Una de las principales consecuencias del tiempo que estamos viviendo es el cúmulo de aprendizajes nuevos que hemos sido capaces de asimilar. Me gustaría comenzar por uno de los que me ha resultado más curiosos. En uno de esos programas ómnibus que en realidad despiezan milimétricamente la vida privada de las personas, alguno de esos ilustres tertulianos han pasado, en estos dos meses, de hablar con detalle de la vida de Belén Esteban a opinar con rotundidad acerca de la capacidad de protección de la mascarilla FPP2. Uno de estos nuevos sabios de salón televisivo afirmó que había aprendido a lavarse las manos. Sorprendente que una medida tan necesaria pero tan obvia requiera de análisis sesudos, descripciones detalladas y de ejercicios prácticos, sobre todo si proceden de personajes que nada tienen que ver con aquello de lo que están sentando cátedra.

También hemos descubierto que la condición humana es plural y que no deja de asombrarnos con los giros y caminos de ida y vuelta que es capaz de llevar a cabo. En estas semanas hemos contemplado imágenes que parecían más propias de mediados del siglo pasado que del actual. Entre las más destacables, nos hemos alertado con una figura que ha resurgido directamente de las cloacas, el policía del visillo. Sublime la capacidad de conversión del ser humano de alcanzar las mayores cotas de solidaridad y hundirse en las simas más profundas y ridículas.

Nos hemos percatado en estas semanas que la palabra imposible solamente tiene un carácter orientativo. Cuántas veces habíamos escuchado en el parque a unos padres atribulados mientras observaban a sus hijos de reojo deslizarse por el tobogán, y le aseguraban a su vecina que «habían tenido que salir a la calle porque su hijo mayor se había puesto imposible». En fin, ya hemos visto que no se enfrentaban a algo tan irreversible.

Si subimos algo el nivel de aprendizaje también tendremos que reconocer que hemos sido conscientes de la importancia de disponer de un Estado potente, organizado y con capacidad de respuesta ante la adversidad, sobre todo si ésta es de tamaña magnitud como la que acabamos de vivir. Nadie duda acerca de lo que podía haber supuesto la terrible pandemia sin una organización colectiva que le pusiera diques de contención a la expansión del virus.

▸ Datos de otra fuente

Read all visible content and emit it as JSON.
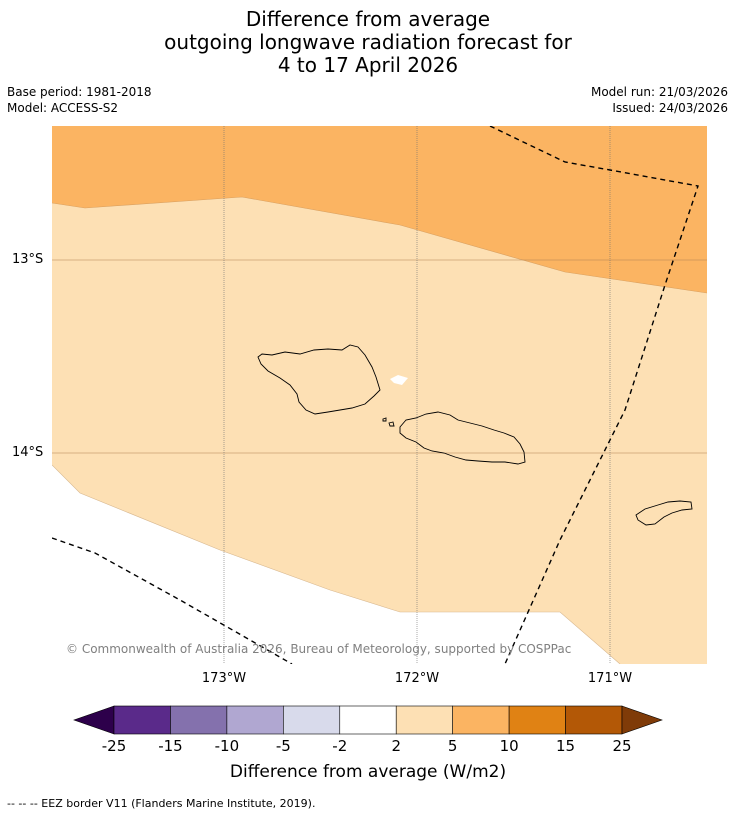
{
  "header": {
    "title_lines": [
      "Difference from average",
      "outgoing longwave radiation forecast for",
      "4 to 17 April 2026"
    ],
    "base_period": "Base period: 1981-2018",
    "model": "Model: ACCESS-S2",
    "model_run": "Model run: 21/03/2026",
    "issued": "Issued: 24/03/2026"
  },
  "map": {
    "lat_labels": [
      "13°S",
      "14°S"
    ],
    "lon_labels": [
      "173°W",
      "172°W",
      "171°W"
    ],
    "copyright": "© Commonwealth of Australia 2026, Bureau of Meteorology, supported by COSPPac",
    "regions": [
      {
        "name": "5 to 10 W/m2",
        "color": "#fbb462"
      },
      {
        "name": "2 to 5 W/m2",
        "color": "#fde0b4"
      },
      {
        "name": "-2 to 2 W/m2",
        "color": "#ffffff"
      }
    ]
  },
  "colorbar": {
    "colors": [
      "#2d004b",
      "#5a2a8a",
      "#8471ad",
      "#b0a7d1",
      "#d8daeb",
      "#ffffff",
      "#fde0b4",
      "#fbb462",
      "#e08214",
      "#b35806",
      "#7f3b08"
    ],
    "ticks": [
      "-25",
      "-15",
      "-10",
      "-5",
      "-2",
      "2",
      "5",
      "10",
      "15",
      "25"
    ],
    "label": "Difference from average (W/m2)"
  },
  "legend": {
    "eez_text": "--  --  -- EEZ border V11 (Flanders Marine Institute, 2019)."
  }
}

En este orden de cosas hemos aprendido que tenemos un sistema sanitario potente que ha sido capaz de plantar cara a la enfermedad. Eso sí, ha pagado un peaje muy elevado. Todos sus actores han demostrado una gran profesionalidad, han asumido decisiones difíciles y con el trabajo de todos ellos se han salvado muchas vidas. Pero también nos hemos percatado que nuestro sistema sanitario necesita de un impulso permanente para adecuarlo a las necesidades reales de los ciudadanos, en cuanto a personal, medios y también en un determinante crecimiento tecnológico que le permita asumir retos colectivos que requieren de herramientas acordes a los tiempos.

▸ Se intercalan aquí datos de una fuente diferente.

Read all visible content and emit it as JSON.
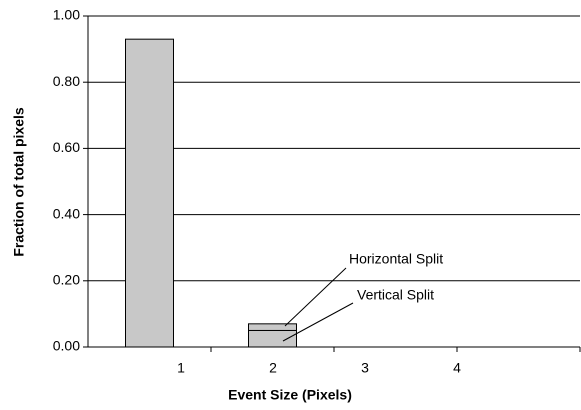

El sistema educativo ha formado parte de ese tipo de sorpresas que ha pillado a todo el mundo con el pie cambiado. Toda su parafernalia ha saltado por los aires, las aulas cerradas, los patios sin niños, las pizarras como piezas de museo, se han tenido que enfrentar a una respuesta eficaz a millones de alumnos que necesitan seguir aprendiendo y que no tienen medios adecuados y adaptados a los distintos tipos de familia existentes. Algunos centros y muchos profesionales, con esfuerzo personal, están consiguiendo aprobar la asignatura en junio, pero gran parte del sistema ha suspendido clamorosamente.

En cuanto a la última malla de protección social, los servicios sociales, están siendo una de las víctimas más atroces del desastre. Hemos aprendido que tenemos un modelo de residencias que requiere una revisión en sus procedimientos de inspección, organización y adaptación frente a las contingencias. Es necesario y urgente repensar cuáles son las propuestas de atención que requieren nuestros mayores y en qué condiciones se deben de garantizar. Pero no solo las residencias: la atención primaria, la puerta de entrada al sistema, se ha visto desbordada por esta catástrofe. Podemos utilizar el término héroes para calificar a profesionales sin los suficientes recursos para atender la magnitud a la que se están enfrentando, sobre todo considerando que la peor parte de su trabajo todavía no ha empezado. La pandemia social comienza con el final de la alerta sanitaria y para estar a la altura de lo que les espera requiere de una incremento considerable en los recursos disponibles, acorde al nivel de desestructuración social y económica que ha dejado el paso del COVID.